By: IDN
By Jerome Mwanda
Some 19 million people in West Africa’s Sahel region are living with the threat of hunger and malnutrition, though the potential to increase agricultural production in Africa is enormous. Poor people in the slums of Nairobi pay more for their maize, rice, and other staple food than wealthy people pay for the same products in local supermarkets.
Such asymmetries are surmountable – if only African leaders would agree to improve inter-regional trade so that food can move more freely between countries and from fertile areas to those where communities are suffering food shortages, says the World Bank in a new report.
Africa
The 106-page report titled ‘Africa Can Help Feed Africa: Removing barriers to regional trade in food staples’ says the dismantling of trade barriers would not only create a competitive food market that will help poor people most, but would also generate an extra US$20 billion in yearly earnings for the continent.
The report was released on October 24 ahead of an African Union (AU) ministerial conference on agriculture and trade, scheduled to be held in Addis Ababa from October 29 to November 2, 2012, but was postponed because of “the low response/confirmation of attendance by Member States”. The African Press Organisation (APO) reported that “it was difficult for the (AU) Commission to attain the mandatory quorum for convening a Ministerial Conference”.

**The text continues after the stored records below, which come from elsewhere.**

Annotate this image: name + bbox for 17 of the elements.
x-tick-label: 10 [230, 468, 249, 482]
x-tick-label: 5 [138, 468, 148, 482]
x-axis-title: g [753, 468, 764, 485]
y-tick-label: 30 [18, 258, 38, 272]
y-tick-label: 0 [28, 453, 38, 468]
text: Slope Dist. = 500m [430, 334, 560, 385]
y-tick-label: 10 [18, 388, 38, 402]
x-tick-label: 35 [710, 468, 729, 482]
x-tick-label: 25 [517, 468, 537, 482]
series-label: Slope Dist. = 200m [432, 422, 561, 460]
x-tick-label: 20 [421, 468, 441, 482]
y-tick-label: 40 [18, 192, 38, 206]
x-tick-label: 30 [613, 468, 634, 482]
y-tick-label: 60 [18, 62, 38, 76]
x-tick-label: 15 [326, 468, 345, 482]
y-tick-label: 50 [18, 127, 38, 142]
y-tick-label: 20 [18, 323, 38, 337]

The World Bank expects demand for food in Africa to double by the year 2020 as people increasingly leave the countryside and move to the continent’s cities. Rapid urbanization will challenge the ability of farmers to ship their cereals and other foods to consumers when the nearest trade market is just across a national border, says the report.
Countries south of the Sahara, for example, could significantly boost their food trade over the next several years to manage the deadly impact of worsening drought, rising food prices, rapid population growth, and volatile weather patterns. The report underlines the importance of food distribution networks which in many countries fail to benefit poor farmers and poor consumers.

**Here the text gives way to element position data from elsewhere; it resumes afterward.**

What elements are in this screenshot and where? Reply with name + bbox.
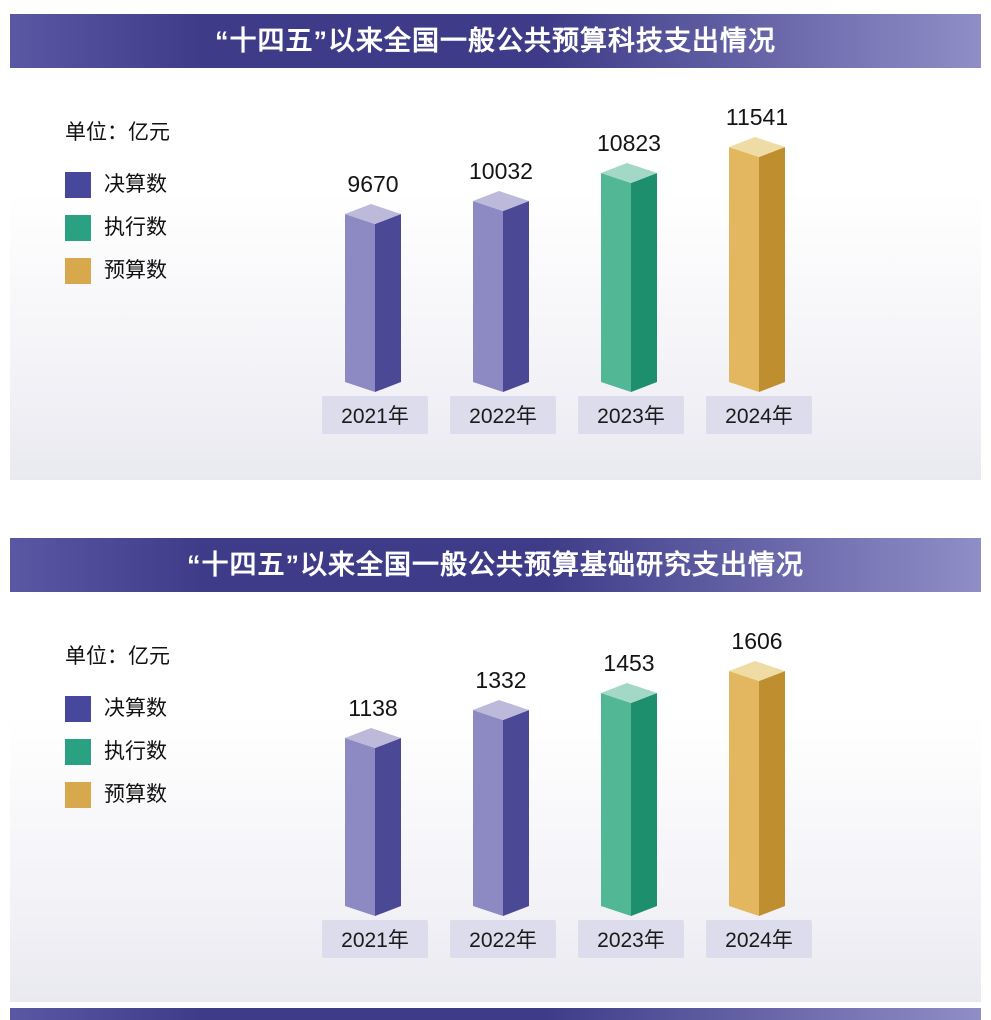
tech-panel-title: “十四五”以来全国一般公共预算科技支出情况 xyxy=(215,25,776,56)
tech-bar-chart: 9670 2021年 10032 2022年 10823 2023年 11541 2024年 xyxy=(295,94,895,444)
bar-value-label: 11541 xyxy=(726,104,788,130)
bar-chart-canvas: 1138 2021年 1332 2022年 1453 2023年 1606 2024年 xyxy=(322,628,812,958)
year-label-box xyxy=(706,396,812,434)
year-label-box xyxy=(322,920,428,958)
bar-side-face xyxy=(503,710,529,916)
bar-front-face xyxy=(345,738,375,916)
basic-research-legend: 单位：亿元 决算数 执行数 预算数 xyxy=(65,640,170,825)
execution-swatch-icon xyxy=(65,739,91,765)
bar-top-face xyxy=(473,700,529,720)
legend-item-budget: 预算数 xyxy=(65,258,170,284)
bar-value-label: 1606 xyxy=(731,628,782,654)
bar-value-label: 1453 xyxy=(603,650,654,676)
legend-item-budget: 预算数 xyxy=(65,782,170,808)
year-label: 2023年 xyxy=(597,405,665,428)
bar-front-face xyxy=(473,710,503,916)
legend-item-final-accounts: 决算数 xyxy=(65,172,170,198)
legend-label-budget: 预算数 xyxy=(104,783,167,806)
bar-side-face xyxy=(631,693,657,916)
bar-side-face xyxy=(503,201,529,392)
tech-chart-area: 单位：亿元 决算数 执行数 预算数 9670 2021年 10032 2022年 108… xyxy=(10,68,981,480)
year-label-box xyxy=(450,920,556,958)
bar-side-face xyxy=(759,147,785,392)
budget-swatch-icon xyxy=(65,782,91,808)
bar-front-face xyxy=(729,671,759,916)
basic-research-panel: “十四五”以来全国一般公共预算基础研究支出情况 单位：亿元 决算数 执行数 预算… xyxy=(10,538,981,1002)
year-label-box xyxy=(706,920,812,958)
bar-top-face xyxy=(345,204,401,224)
year-label: 2024年 xyxy=(725,405,793,428)
legend-label-execution: 执行数 xyxy=(104,740,167,763)
bar-front-face xyxy=(473,201,503,392)
tech-chart-legend: 单位：亿元 决算数 执行数 预算数 xyxy=(65,116,170,301)
bar-side-face xyxy=(375,738,401,916)
partial-next-title-bar xyxy=(10,1008,981,1020)
legend-item-final-accounts: 决算数 xyxy=(65,696,170,722)
basic-research-title: “十四五”以来全国一般公共预算基础研究支出情况 xyxy=(187,549,804,580)
bar-value-label: 9670 xyxy=(347,171,398,197)
unit-label: 单位：亿元 xyxy=(65,645,170,668)
bar-side-face xyxy=(759,671,785,916)
legend-label-budget: 预算数 xyxy=(104,259,167,282)
unit-label: 单位：亿元 xyxy=(65,121,170,144)
bar-value-label: 1332 xyxy=(475,667,526,693)
year-label: 2023年 xyxy=(597,929,665,952)
bar-value-label: 1138 xyxy=(348,695,397,721)
legend-label-final-accounts: 决算数 xyxy=(104,173,167,196)
final-accounts-swatch-icon xyxy=(65,172,91,198)
year-label: 2021年 xyxy=(341,929,409,952)
year-label-box xyxy=(322,396,428,434)
year-label: 2022年 xyxy=(469,929,537,952)
execution-swatch-icon xyxy=(65,215,91,241)
year-label: 2021年 xyxy=(341,405,409,428)
bar-value-label: 10032 xyxy=(469,158,533,184)
year-label: 2022年 xyxy=(469,405,537,428)
year-label-box xyxy=(450,396,556,434)
tech-panel-title-bar: “十四五”以来全国一般公共预算科技支出情况 xyxy=(10,14,981,68)
year-label: 2024年 xyxy=(725,929,793,952)
bar-top-face xyxy=(345,728,401,748)
year-label-box xyxy=(578,920,684,958)
bar-side-face xyxy=(375,214,401,392)
bar-front-face xyxy=(601,693,631,916)
bar-top-face xyxy=(729,661,785,681)
bar-top-face xyxy=(601,683,657,703)
basic-research-title-bar: “十四五”以来全国一般公共预算基础研究支出情况 xyxy=(10,538,981,592)
bar-side-face xyxy=(631,173,657,392)
bar-front-face xyxy=(345,214,375,392)
bar-front-face xyxy=(601,173,631,392)
bar-top-face xyxy=(729,137,785,157)
tech-spending-panel: “十四五”以来全国一般公共预算科技支出情况 单位：亿元 决算数 执行数 预算数 … xyxy=(10,14,981,480)
legend-label-execution: 执行数 xyxy=(104,216,167,239)
bar-value-label: 10823 xyxy=(597,130,661,156)
legend-item-execution: 执行数 xyxy=(65,739,170,765)
legend-item-execution: 执行数 xyxy=(65,215,170,241)
basic-research-bar-chart: 1138 2021年 1332 2022年 1453 2023年 1606 2024年 xyxy=(295,618,895,968)
legend-label-final-accounts: 决算数 xyxy=(104,697,167,720)
bar-chart-canvas: 9670 2021年 10032 2022年 10823 2023年 11541 2024年 xyxy=(322,104,812,434)
budget-swatch-icon xyxy=(65,258,91,284)
final-accounts-swatch-icon xyxy=(65,696,91,722)
bar-front-face xyxy=(729,147,759,392)
year-label-box xyxy=(578,396,684,434)
bar-top-face xyxy=(601,163,657,183)
basic-research-chart-area: 单位：亿元 决算数 执行数 预算数 1138 2021年 1332 2022年 1453… xyxy=(10,592,981,1002)
bar-top-face xyxy=(473,191,529,211)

With many African farmers effectively cut off from the high-yield seeds, and the affordable fertilizers and pesticides needed to expand their crop production, the continent has turned to foreign imports to meet its growing needs in staple foods, informs the report. Though, given removal of restrictions in trade, it does not have to.
Because, as World Bank Vice President for Africa Makhtar Diop said: “Africa has the ability to grow and deliver good quality food to put on the dinner tables of the continent’s families. However, this potential is not being realized because farmers face more trade barriers in getting their food to market than anywhere else in the world. Too often borders get in the way of getting food to homes and communities which are struggling with too little to eat.”
Unpredictable
The new report suggests that if the continent’s leaders can embrace more dynamic inter-regional trade, Africa’s farmers, the majority of whom are women, could potentially meet the continent’s rising demand and benefit from a major growth opportunity. It would also create more jobs in services such as distribution, while reducing poverty and cutting back on expensive food imports. Africa’s production of staple foods is worth at least US$50 billion a year.
The report further notes that only five percent of all cereals imported by African countries come from other African countries while huge tracts of fertile land, around 400 million hectares, remain uncultivated and yields remain a fraction of those obtained by farmers elsewhere in the world.
Transport cartels are still common across Africa, and the incentives to invest in modern trucks and logistics are weak. The World Bank report suggests that countries in West Africa in particular could halve their transport costs within 10 years if they adopted policy reforms that spurred more competition within the region.
Other obstacles to greater African trade in food staples include export and import bans, variable import tariffs and quotas, restrictive rules of origin, and price controls. Often devised with little public scrutiny, these policies are then poorly communicated to traders and officials. This process in turn promotes confusion at border crossings, limits greater regional trade, creates uncertain market conditions, and contributes to food price volatility.
“The key challenge for the continent is how to create a competitive environment in which governments embrace credible and stable policies that encourage private investors and businesses to boost food production across the region, so that farmers get the capital, the seeds, and the machinery they need to become more efficient, and families get enough good food at the right price,” said Paul Brenton, World Bank’s Lead Economist for Africa and principal author of the report.
The World Bank is a key source of knowledge on trade policy issues, analysis and investments for trade-related infrastructure at the country level. The institution’s agriculture support for Africa has grown significantly over the past decade, according to the Bank. Concessional lending totalled US$1.07 billion in fiscal year 12 (July 11-June 12): a fourfold increase from financial year 2003.
The share of trade-related lending in total Bank lending has also grown from an average of two percent in 2003 to five percent in 2012. New trade-related commitments in 2013 are expected to increase to US$3 billion, 70 percent of which will go to Africa.
Since 2008, World Bank Group lending for agriculture and related sectors in sub-Saharan Africa total approximately US$5.4 billion.